Now it seems as if that interior montage has been sensitized in such a fashion that nothing can touch it without creating awe. That is what I mean by the empirical presence of God. My word to you is, "Let it flow." If you want, you can turn it off. Let it flow instead, so all day long, in principle, you are dwelling in the awe itself. There will not be any moment, there will not be any happening, there will not be any person which does not deliver its own interior meaning to you. Let it flow. That decision is the beginning of the religious exercises which enable one to stand as universally concerned in profound integrity, embracing the fulfillment of this one life­time and death­time we have.

You have probably discovered that your "meditative council" has become intensely active, for the third way one cares for oneself is through one's council, that array of people within the imaginal facilities of your being, with whom you carry on quiet, secret dialogues about the concrete issues of your life. I suspect the reason why the Hunter­Warrior has spoken to us is the fact that this facet of our consciousness has become more intense and vivid.

When the deeps of life are laid bottomlessly bare, then you not only operate with cultural heroes, but it is that moment when the eschatological hero becomes a necessity and an indicative reality in your life. This kind of figure has been there since the dawn of consciousness itself. Because I am a man, it has to be a man: if I were a dog, it would be a dog. This figure becomes the exemplar, the epitome of humanness. In the tradition from which I came, yea verily his name is Jesus. This figure has nothing to do with the realm of the intellectual or the moral. It has to do with the ontological deeps of life and the necessity of consciousness itself. This figure moves, therefore, not intellectually, but in a realistic sense, to the center of the imaginal facilities of your being.

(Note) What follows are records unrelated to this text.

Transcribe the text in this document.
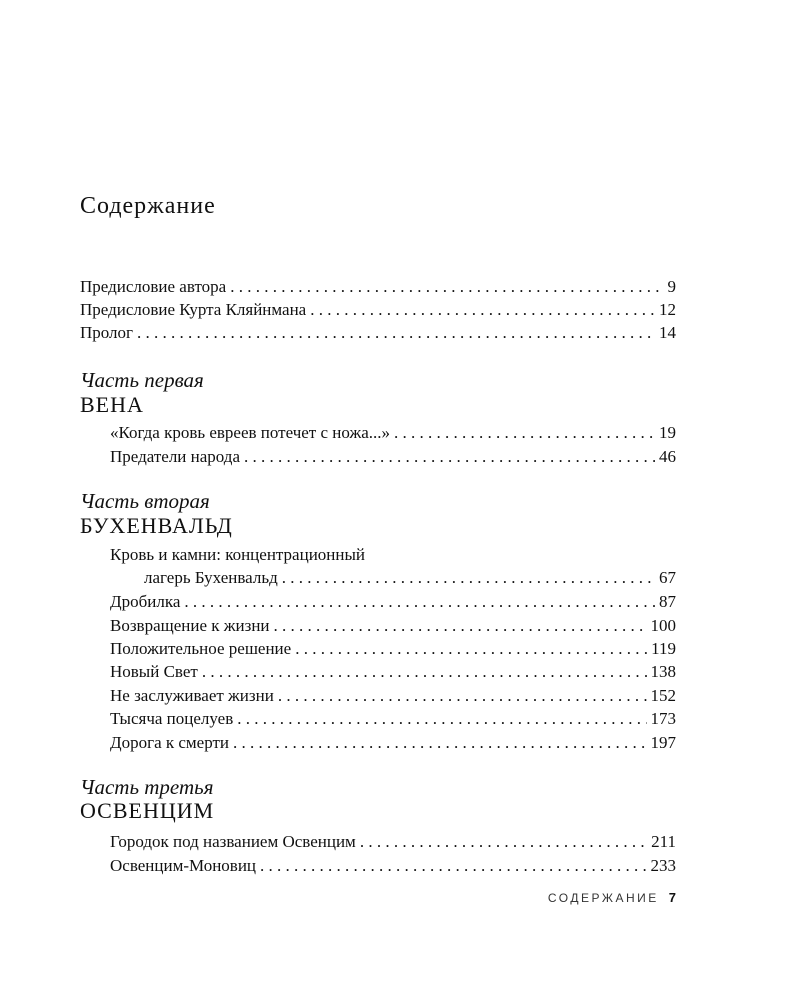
Содержание
Предисловие автора . . .	9
Предисловие Курта Кляйнмана . . .	12
Пролог . . .	14
Часть первая
ВЕНА
«Когда кровь евреев потечет с ножа...» . . .	19
Предатели народа . . .	46
Часть вторая
БУХЕНВАЛЬД
Кровь и камни: концентрационный
лагерь Бухенвальд . . .	67
Дробилка . . .	87
Возвращение к жизни . . .	100
Положительное решение . . .	119
Новый Свет . . .	138
Не заслуживает жизни . . .	152
Тысяча поцелуев . . .	173
Дорога к смерти . . .	197
Часть третья
ОСВЕНЦИМ
Городок под названием Освенцим . . .	211
Освенцим-Моновиц . . .	233
СОДЕРЖАНИЕ 7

Part of our humiliation is revealed in this statement in the book of Luke: "He set his face steadfastly toward Jerusalem and went on before." They could never keep up with him. That man is your figure. That figure has nothing to do with Christianity in the sense of something to defend. It has to do with our own interior being. Luther is on my council, and Amos, but when I look at Luther and Amos I see the face of Jesus.

There is nothing pious in this, simply hardheaded empirical reality in relationship to consciousness. If we lived in another culture, it would be something else. Guess who the Hunter­Warrior is? I imagine there will be times when you wish you had not met the Hunter­Warrior. He is going to walk on before you as one more manifestation of the humiliation contingency itself is.

My word to you is, "Do not fight it; let it go." If you do let it flow in terms of prayer, contemplation and meditation, you will be taking care of yourself. Then, when somebody comes back in one hundred years to look you up, you will be standing there as people who care about the world. You will be standing as those who are resolved to profound integrity. And you will be standing there as those who are an invisible, but powerful symbol of the fulfilled human being.

Do not forget that an old man told you, "Take care of yourselves." For those who told you that being a spirit man was simple and easy, lied. Take care of yourself.